PETROGENESIS OF CENOZOIC BASALTS FROM MONGOLIA: EVIDENCE FOR THE ROLE OF ASTHENOSPHERIC VERSUS METASOMATIZED LITHOSPHERIC MANTLE SOURCES

Abstract

Diffuse Cenozoic volcanism in Mongolia forms part of a widespread tectono-magmatic province that extends from NE China to Lake Baikal, Siberia. Mafic lavas from the Gobi Altai, southern Mongolia (33 Ma) and Hangai, central Mongolia <6 Ma) have remarkably similar trace element characteristics, with light rare earth element enrichment (Lan/Ybn = 11·2–46·6) and positive K, Nb and Sr anomalies on mantle-normalized trace element diagrams. On the basis of new crustal xenolith data, it can be demonstrated that the basalts have not experienced significant crustal contamination.
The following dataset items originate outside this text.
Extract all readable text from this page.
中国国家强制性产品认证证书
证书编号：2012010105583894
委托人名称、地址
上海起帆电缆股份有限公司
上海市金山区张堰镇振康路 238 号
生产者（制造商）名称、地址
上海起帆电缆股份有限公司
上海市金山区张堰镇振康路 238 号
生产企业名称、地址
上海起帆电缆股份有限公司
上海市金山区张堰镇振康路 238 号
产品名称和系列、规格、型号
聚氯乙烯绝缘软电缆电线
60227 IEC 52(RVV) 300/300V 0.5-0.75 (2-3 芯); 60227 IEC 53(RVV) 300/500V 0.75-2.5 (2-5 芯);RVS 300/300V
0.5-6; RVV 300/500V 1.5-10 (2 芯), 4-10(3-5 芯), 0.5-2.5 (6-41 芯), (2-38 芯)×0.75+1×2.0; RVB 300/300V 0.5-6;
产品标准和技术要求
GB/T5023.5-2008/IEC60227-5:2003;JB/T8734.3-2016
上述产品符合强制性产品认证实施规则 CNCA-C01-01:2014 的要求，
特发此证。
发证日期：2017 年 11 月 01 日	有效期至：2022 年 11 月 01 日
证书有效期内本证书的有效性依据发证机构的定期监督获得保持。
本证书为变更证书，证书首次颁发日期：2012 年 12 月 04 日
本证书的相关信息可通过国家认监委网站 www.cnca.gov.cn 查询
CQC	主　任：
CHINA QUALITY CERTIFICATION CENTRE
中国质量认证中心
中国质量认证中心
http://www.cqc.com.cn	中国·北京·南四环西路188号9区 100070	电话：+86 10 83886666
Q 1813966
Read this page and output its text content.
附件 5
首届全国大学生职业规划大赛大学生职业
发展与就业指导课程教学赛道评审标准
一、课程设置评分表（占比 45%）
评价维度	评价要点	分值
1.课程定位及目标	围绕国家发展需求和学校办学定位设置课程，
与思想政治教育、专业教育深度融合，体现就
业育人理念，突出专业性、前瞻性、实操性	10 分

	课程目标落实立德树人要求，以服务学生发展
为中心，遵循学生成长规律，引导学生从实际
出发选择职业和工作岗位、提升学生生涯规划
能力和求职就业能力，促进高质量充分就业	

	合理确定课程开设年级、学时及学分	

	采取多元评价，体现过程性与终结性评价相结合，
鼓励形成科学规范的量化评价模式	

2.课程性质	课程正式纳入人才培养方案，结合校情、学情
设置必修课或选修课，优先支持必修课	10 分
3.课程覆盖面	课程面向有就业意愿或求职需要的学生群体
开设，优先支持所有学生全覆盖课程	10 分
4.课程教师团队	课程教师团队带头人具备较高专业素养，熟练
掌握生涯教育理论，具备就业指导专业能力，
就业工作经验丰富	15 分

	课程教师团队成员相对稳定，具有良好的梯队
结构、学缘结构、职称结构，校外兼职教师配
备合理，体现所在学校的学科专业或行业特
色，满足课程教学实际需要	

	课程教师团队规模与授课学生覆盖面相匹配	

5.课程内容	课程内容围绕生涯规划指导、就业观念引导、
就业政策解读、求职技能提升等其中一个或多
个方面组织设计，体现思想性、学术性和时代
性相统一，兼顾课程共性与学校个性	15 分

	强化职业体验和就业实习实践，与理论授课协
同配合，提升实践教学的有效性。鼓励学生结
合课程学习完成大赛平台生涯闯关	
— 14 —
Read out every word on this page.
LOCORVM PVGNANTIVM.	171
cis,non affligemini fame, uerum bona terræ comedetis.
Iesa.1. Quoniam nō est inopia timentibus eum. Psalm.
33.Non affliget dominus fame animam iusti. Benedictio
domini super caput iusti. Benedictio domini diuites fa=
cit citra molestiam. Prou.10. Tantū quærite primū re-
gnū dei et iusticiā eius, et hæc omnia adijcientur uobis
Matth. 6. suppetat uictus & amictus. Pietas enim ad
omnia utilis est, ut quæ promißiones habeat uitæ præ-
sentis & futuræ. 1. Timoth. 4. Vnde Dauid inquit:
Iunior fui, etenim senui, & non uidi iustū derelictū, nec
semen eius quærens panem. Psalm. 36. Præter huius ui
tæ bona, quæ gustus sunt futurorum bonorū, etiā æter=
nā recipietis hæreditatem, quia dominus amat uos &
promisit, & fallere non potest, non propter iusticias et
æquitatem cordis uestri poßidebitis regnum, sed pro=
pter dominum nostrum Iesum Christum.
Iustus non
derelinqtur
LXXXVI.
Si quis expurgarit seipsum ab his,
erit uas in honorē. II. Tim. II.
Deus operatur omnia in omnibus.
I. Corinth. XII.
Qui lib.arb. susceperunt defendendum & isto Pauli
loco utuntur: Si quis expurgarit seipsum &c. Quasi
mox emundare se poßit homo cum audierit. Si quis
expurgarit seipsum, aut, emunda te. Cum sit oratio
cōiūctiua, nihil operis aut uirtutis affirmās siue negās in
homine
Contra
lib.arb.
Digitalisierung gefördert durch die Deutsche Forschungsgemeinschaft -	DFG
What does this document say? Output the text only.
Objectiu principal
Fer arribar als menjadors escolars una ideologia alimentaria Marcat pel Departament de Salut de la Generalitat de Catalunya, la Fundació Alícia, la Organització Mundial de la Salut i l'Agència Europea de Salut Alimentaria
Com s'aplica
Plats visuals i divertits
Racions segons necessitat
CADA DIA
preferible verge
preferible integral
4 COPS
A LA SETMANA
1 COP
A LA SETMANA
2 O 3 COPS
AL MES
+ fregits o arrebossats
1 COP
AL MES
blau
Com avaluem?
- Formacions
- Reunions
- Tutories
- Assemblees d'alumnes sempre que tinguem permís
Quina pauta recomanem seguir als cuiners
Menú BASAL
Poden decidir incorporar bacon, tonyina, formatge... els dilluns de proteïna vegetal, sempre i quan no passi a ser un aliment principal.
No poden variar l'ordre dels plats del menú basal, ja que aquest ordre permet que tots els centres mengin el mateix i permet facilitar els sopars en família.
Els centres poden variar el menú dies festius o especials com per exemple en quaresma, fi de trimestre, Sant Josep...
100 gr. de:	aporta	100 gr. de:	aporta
Trace element and Sr–Nd–Pb–Hf isotopic data suggest that these magmas originated by partial melting of a heterogeneous metasomatized amphibole-bearing garnet peridotite mantle source at depths >70 km. Three isotopic end-members can explain the heterogeneity: (1) is similar to bulk silicate Earth with 206Pb/204Pb >17·8 and is asthenospheric; (2) is EM1-like, characterized by low 206Pb/204Pb (>17·062), and may represent mobilized ancient lithospheric mantle; (3) also lithospheric, is characterized by low 143Nd/144Nd (>0·512292) and shows similarities to EM2, although decoupling of isotopic systems suggests a complex enrichment process. The timing of lithospheric enrichment is unconstrained, but may be related to Mesozoic magmatic events and/or melts mobilized during the Cenozoic responding to higher than ambient potential temperature mantle. Published geophysical studies suggest anomalous material at the base of the lithospheric mantle; however, there is no evidence to suggest a high heat flux mantle plume. Volcanism is likely to occur where localized extensional conditions are favourable.